Размышляя о причинах своей страсти к нимфеткам, задумываясь в этой связи о судьбе и предназначенности, Гумберт обнаруживает не слишком свойственную ему вообще-то проницательность. «Не оттуда ли, не из блеска ли того далекого лета пошла трещина через всю мою жизнь. Или, может быть, острое мое увлечение этим ребенком было лишь первым признаком врожденного извращения?» (CII, 22). Вспоминая то далекое лето на Ривьере, проведенное с Аннабеллой, Гумберт, по существу, ставит самый важный для верного понимания книги вопрос. Ясного ответа он не находит. Но сопоставление быстротечного романа Гумберта и Аннабеллы со сходными сюжетами в других набоковских произведениях заставляет полагать, что эта встреча была в некотором роде предопределена. Прежде всего, из воспоминаний Гумберта вполне следует, что взаимное их влечение было не только физическим, но и духовным. Далее, по всему видно, что в основе их духовной связи лежала прикосновенность к потустороннему: «Долго после ее смерти я чувствовал, как ее мысли текут сквозь мои. Задолго до нашей встречи у нас бывали одинаковые сны. Мы сличали вехи. Находили черты странного сходства. В июне одного и того же года (1919-го) к ней в дом и ко мне в дом, в двух несмежных странах, впорхнула чья-то канарейка» (CII, 23). Вот хороший пример смыслообразующих деталей, которые невозможно объяснить, оставаясь в рамках металитературного прочтения Набокова (если, конечно, не растягивать бесконечно его границы), и которые восстают против такого прочтения. (Еще одна сходная, хотя и несколько отличная деталь, благодаря которой детство Гумберта оказывается освещено тонким лучом света, идущего из нездешнего мира: его тетка, с многозначительным именем Сибилла, верно предсказала, что она умрет, когда ему исполнится шестнадцать лет.)

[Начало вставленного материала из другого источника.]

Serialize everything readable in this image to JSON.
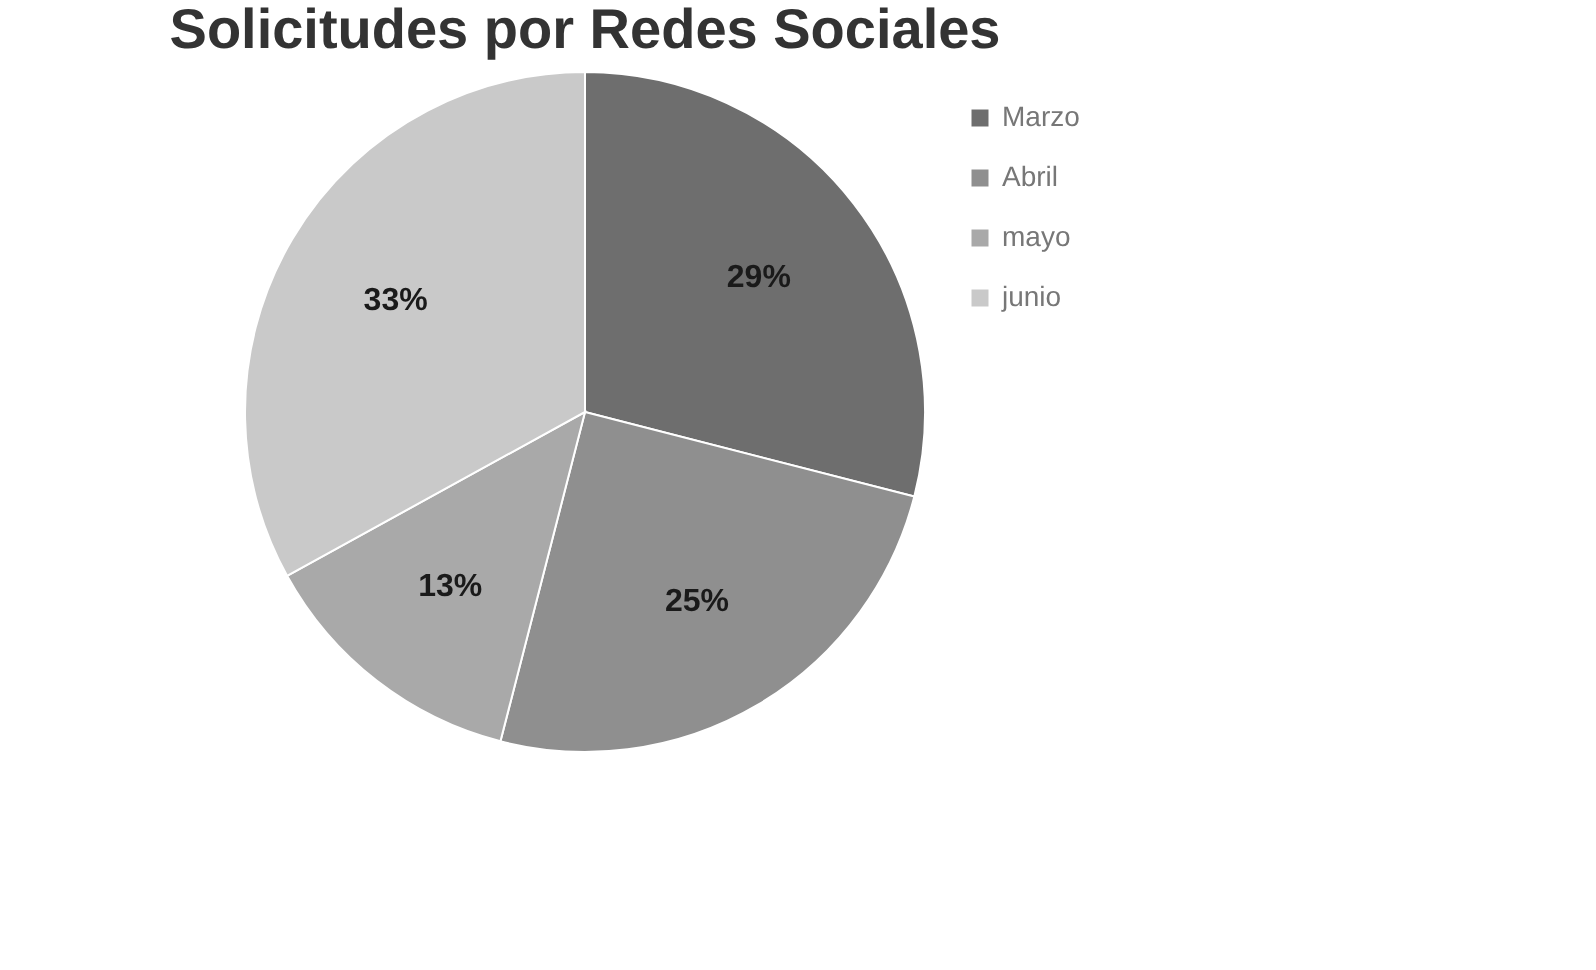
{
  "chart_data": {
    "type": "pie",
    "title": "Solicitudes por Redes Sociales",
    "categories": [
      "Marzo",
      "Abril",
      "mayo",
      "junio"
    ],
    "values": [
      29,
      25,
      13,
      33
    ],
    "value_labels": [
      "29%",
      "25%",
      "13%",
      "33%"
    ],
    "colors": [
      "#6e6e6e",
      "#8f8f8f",
      "#a9a9a9",
      "#c9c9c9"
    ],
    "legend": "right"
  }
}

Платоновская концепция любви, которая пронизывает рассказ Гумберта о его связи с Аннабеллой, может быть обнаружена в ранних стихах Набокова, в рассказе о Лужине и его невесте, о Федоре и Зине, в истории Цинцинната и идеальном образе его духовного спутника. Чувство духовной близости к Аннабелле, не утраченное и после ее смерти, сходно также с чувством, которое испытывает В. по отношению к умершему брату. А кажущаяся случайной деталь — влетевшая в окно канарейка — по сути дела есть пример того же узора судьбы, о котором Набоков рассуждает в книге мемуаров и смысловая насыщенность которого никак не связана с непосредственным содержанием события. Все это заставляет всерьез отнестись к тому, что Гумберт говорит о своей любви к Аннабелле как об опыте, наложившем отпечаток на всю его жизнь: «Мы любили преждевременной любовью, отличавшейся тем неистовством, которое так часто разбивает жизни зрелых людей. Я был крепкий паренек и выжил; но отрава осталась в ране…» (CII, 27). Исходя из иерархии ценностей, которую Гумберт выстраивает в романе, любовь к Аннабелле возвышает его до ее уровня — переносит на тот самый «очарованный остров времени» (CII, 27), где она пребывает. Поиски нимфеток, таким образом, становятся для Гумберта попыткой (безнадежной, конечно) воскресить опыт, обретенный с Аннабеллой, — опыт истинной духовной связи с конкретной девочкой, опыт, отмеченный чем-то внеземным.